Statements about GDP look quite specific in the current situation; in reality, the US economy has been falling for quite some time (since the fall of 2021). But the art of statisticians cannot be ignored and the result is obvious. Well, the information about deflation in the industrial sector mentioned in the previous review confirms this assumption.

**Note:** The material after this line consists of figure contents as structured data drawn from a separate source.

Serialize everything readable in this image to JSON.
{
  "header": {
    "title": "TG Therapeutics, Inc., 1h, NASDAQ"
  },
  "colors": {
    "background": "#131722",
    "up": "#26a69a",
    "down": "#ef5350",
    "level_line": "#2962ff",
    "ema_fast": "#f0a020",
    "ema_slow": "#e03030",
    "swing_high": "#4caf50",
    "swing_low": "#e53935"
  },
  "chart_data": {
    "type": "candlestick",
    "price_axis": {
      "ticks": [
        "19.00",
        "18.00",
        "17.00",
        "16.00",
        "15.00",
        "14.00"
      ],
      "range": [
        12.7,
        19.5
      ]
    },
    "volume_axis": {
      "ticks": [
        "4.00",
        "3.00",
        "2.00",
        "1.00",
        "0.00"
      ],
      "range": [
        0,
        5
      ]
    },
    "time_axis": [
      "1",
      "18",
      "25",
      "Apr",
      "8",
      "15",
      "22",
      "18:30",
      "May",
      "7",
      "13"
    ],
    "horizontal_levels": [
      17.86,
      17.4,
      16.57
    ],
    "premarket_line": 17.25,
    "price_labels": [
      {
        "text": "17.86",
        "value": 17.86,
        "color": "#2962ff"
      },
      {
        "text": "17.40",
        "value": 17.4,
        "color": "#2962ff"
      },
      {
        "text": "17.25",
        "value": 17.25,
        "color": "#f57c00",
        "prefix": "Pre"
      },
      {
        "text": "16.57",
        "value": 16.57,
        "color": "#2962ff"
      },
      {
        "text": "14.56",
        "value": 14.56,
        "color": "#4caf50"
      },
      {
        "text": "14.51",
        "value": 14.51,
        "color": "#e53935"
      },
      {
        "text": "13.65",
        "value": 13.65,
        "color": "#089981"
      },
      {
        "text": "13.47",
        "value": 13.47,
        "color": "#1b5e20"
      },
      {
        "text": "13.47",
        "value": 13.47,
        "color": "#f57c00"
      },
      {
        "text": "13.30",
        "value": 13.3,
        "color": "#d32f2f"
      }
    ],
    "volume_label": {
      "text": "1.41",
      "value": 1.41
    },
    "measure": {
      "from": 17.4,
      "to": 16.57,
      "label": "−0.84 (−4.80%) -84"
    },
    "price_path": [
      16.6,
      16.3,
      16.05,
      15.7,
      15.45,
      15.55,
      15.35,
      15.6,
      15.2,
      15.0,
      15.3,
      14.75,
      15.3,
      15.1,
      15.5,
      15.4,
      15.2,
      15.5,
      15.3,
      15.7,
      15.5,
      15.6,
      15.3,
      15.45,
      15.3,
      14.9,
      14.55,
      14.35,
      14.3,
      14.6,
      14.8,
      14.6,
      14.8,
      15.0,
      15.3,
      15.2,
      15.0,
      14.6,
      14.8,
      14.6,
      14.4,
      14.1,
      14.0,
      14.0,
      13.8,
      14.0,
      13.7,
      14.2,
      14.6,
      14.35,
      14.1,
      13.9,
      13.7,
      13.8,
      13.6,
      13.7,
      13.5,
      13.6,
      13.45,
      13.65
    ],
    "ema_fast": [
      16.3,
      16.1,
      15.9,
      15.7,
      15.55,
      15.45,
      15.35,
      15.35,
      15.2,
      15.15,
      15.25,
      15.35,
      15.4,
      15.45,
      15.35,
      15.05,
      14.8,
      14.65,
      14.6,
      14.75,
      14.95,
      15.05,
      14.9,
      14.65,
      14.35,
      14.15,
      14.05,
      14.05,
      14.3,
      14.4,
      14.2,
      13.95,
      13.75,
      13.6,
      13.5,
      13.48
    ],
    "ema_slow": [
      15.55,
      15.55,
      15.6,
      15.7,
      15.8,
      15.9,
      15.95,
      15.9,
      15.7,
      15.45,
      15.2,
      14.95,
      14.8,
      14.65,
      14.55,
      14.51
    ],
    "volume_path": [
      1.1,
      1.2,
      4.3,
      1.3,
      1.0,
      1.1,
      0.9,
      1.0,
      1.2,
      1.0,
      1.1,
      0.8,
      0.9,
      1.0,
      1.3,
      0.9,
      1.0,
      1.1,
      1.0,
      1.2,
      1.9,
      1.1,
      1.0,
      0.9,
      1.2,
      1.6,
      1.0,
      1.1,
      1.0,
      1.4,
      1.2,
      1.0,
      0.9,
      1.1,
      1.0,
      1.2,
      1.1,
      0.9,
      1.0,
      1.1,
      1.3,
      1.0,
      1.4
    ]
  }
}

Information on the state of US industry (from Pavel Ryabov, Spydell):

  • “Industry in the United States is not decisive in terms of shaping economic dynamics. Industry forms less than 13% of the US economy directly, and taking into account industries related to industry. sector, industry directly or indirectly affects at least ¼ of GDP.
  • However, industry is a leading indicator of business cycles and structural changes in the economy. The latest data for August indicate continued stagnation without sudden disruptions – growth relative to last year is within the accuracy of the calculation (0.25% y/y) and approximately comparable growth of about 0.3% y/y for January-August 2023.
  • In the first eight months of 2023, the growth of industrial production (mining + processing + electricity and utilities) amounted to 0.2% compared to the same period in 2019 – prolonged stagnation. The details are presented in the table below, but several significant points can be highlighted.
  • There are no signs of significant activation of the military-industrial complex, because the production of ammunition is included in the “Fabricated metal product”, but a decrease of 0.4% y/y and minus 3.5% by 2019 is recorded here, and the production of high-tech products, including armored vehicles, is included in the category “Aerospace and transportation equipment”, but nothing here either outstanding – growth by 3.9% y/y, but a decrease by 3.2% by 2019.
  • The trends are similar to European industry (reduction in low- and medium-process production and low-profit production), but with the difference that energy-intensive production and electricity production are practically unaffected, but the production of petroleum products is in a vulnerable position.
  • Yes, in the USA there is an emphasis on knowledge-intensive and high-tech production, but the trend is less pronounced than in Europe, where there is a pronounced concentration of resources on high-tech. In general, it is fair to talk about a growing trend in the high-value production segment in the United States.
  • Industry is near highs but stagnating – 4% growth over 10 years is not a reason to be proud.”
Pic. 24
Pic. 25

Note that this assessment by Pavel Ryabov was made basing on official industry figures. Our assessment (a serious decline is already underway) is based on a general assessment of the situation.

But the 10-year US Treasury note is on track to fall for the third year in a row (after -3.9% in ’21, -17.0% in ’22 and -0.3% in ’23). And this has never happened in the entire 250-year history of the United States, starting in 1787.

Which, however, is not surprising given the record-tight monetary policy:

Pic. 26

Things are not very good with bankruptcies:

Pic. 27

In general, in conclusion, it can be noted that the official figures, of course, do not look very good, but still, they leave hope. But any realistic assessment of the general situation significantly reduces this optimism! However, we hope that this will not prevent our readers from relaxing on the weekend and working calmly the following week!